For Janet Petro (MET’88), humanity’s grand aspiration for space travel was always within arm’s reach. Growing up on Florida’s “space coast” during the earliest days of the international race to reach beyond Earth’s atmosphere, her father worked on the NASA test programs that made the famed Apollo lunar missions possible. Now, the West Point and Metropolitan College (MET) alum has ascended to uncharted territory of her own, becoming the 11th director of NASA’s Kennedy Space Center, and the first woman to helm the prestigious post.
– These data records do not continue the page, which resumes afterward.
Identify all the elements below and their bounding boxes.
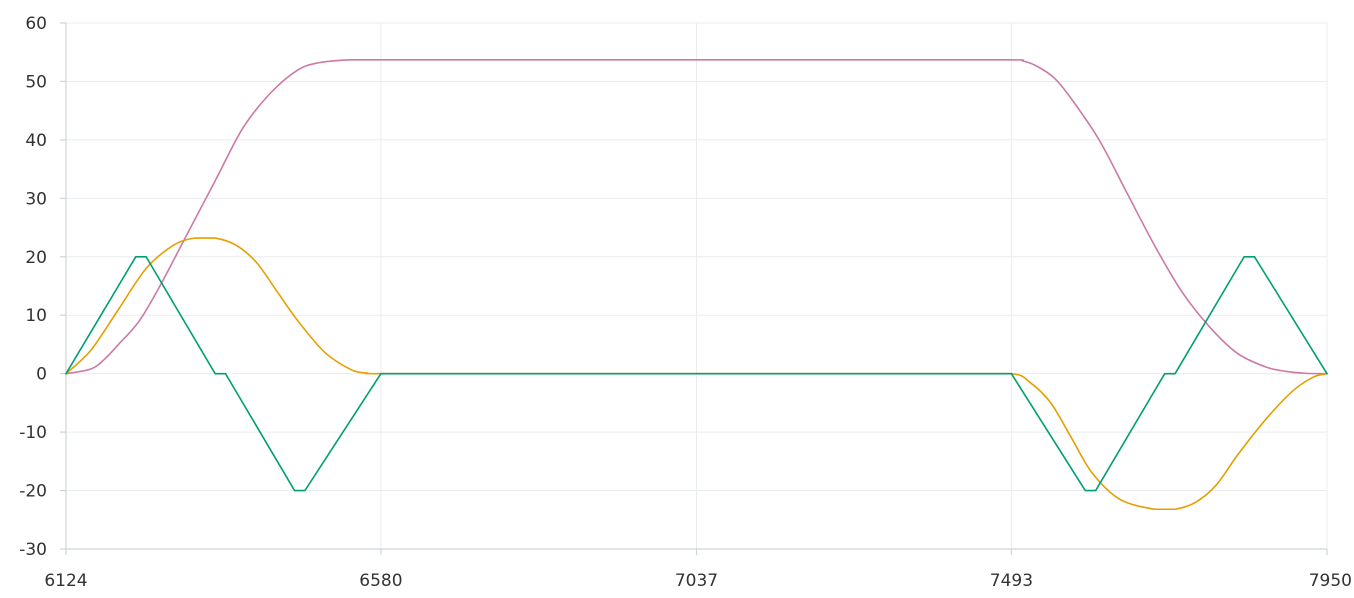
- x-tick-label: 6124: [44, 571, 87, 591]
- x-tick-label: 7950: [1309, 571, 1352, 591]
- axes: [60, 22, 1328, 555]
- x-tick-label: 6580: [359, 571, 402, 591]
- y-tick-label: -10: [19, 423, 47, 443]
- y-tick-label: 60: [25, 14, 47, 34]
- x-tick-label: 7493: [990, 571, 1033, 591]
- y-tick-label: 30: [25, 189, 47, 209]
- y-tick-label: -30: [19, 540, 47, 560]
- series-layer: [65, 59, 1328, 511]
- y-tick-label: 0: [36, 365, 47, 385]
- y-tick-label: 20: [25, 248, 47, 268]
- y-tick-label: 50: [25, 72, 47, 92]
- series-line-3: [65, 255, 1328, 492]
- y-tick-label: 40: [25, 131, 47, 151]
- series-line-1: [65, 59, 1328, 375]
- y-tick-label: -20: [19, 482, 47, 502]
- grid: [66, 22, 1328, 549]
- tick-labels: -30 -20 -10 0 10 20 30 40 50 60 6124 6580 7037 7493 79…: [19, 14, 1352, 591]
- y-tick-label: 10: [25, 306, 47, 326]
- x-tick-label: 7037: [675, 571, 718, 591]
At BU, Petro graduated with a Master of Science in Business Administration, a degree formerly offered as part of MET’s programs in Business & Management. Over her 14-year career with the Kennedy Space Center, Petro’s business savvy has served her well—the former deputy director played a leading role in shepherding new partnerships between the national agency’s crown jewel launch site and the growing number of private enterprises seeking to make space flight and travel available to citizen consumers, at exceptional costs. But while those rarified costs have raised some eyebrows among the public, Petro believes that possibilities born of sharing such precious resources are preferable to seeing them go to waste.

“I joined [NASA] when the Space Shuttle program was ending, and it was going to be devastating to the Kennedy Space Center in terms of workforce and programs,” Petro tells Bostonia. “I was seeing all these great facilities and assets that space companies could use, but that NASA could not.”

Democratizing NASA’s resources by making them available to non-governmental organizations presents multiple benefits, Petro says, including that diversifying the pool of potential spacefarers can help defray costs. “If NASA owns and operates all the assets associated with that, you’re going to pay the price for being the sole customer of that one spacecraft. [Now], other users can use that, as well. So, the government wouldn’t be the sole funder of that vehicle.”

Petro is nonchalant about the newsworthy nature of her recent promotion as the site’s first female director. “I was born at the right time, when there weren’t a lot of women in STEM fields going to West Point, being in the Army,” she says. While she may be a trailblazer among her profession, she’s not the only one. “[In] more and more meetings, I’m not the only woman in the room. Kennedy Space Center has built our senior management team so more than 50 percent of them are women,” she explains.

As she looks forward to a slate of exciting upcoming launches—including Artemis I, the deep space exploration vehicle meant to circle the moon later this year—Petro recalls being a young girl, taking in the sights of those early NASA launches from beaches near to the Merritt Island facility she now leads. No longer a mere spectator, Petro is proud to help command a mission returning to the orb that’s captured her imagination all her life.

“We’re going back to where we haven’t been for more than 50 years,” she says of the moon mission. And given its large scale, she expects the launch will draw some attention. “Everybody on the space coast is going to hear this vehicle when it lifts off,” she says.

The sound might make someone feel as though a spacecraft is closer than ever before. And thanks to Petro’s capacity to find common grounds between private and public interests in the budding realm of space tourism, it may well be.

“I was never able to go up as an astronaut, so it’s really exciting that people like yourself and me [have] a possibility, as more companies are able to safely bring people up, to see Earth from high above,” Petro says.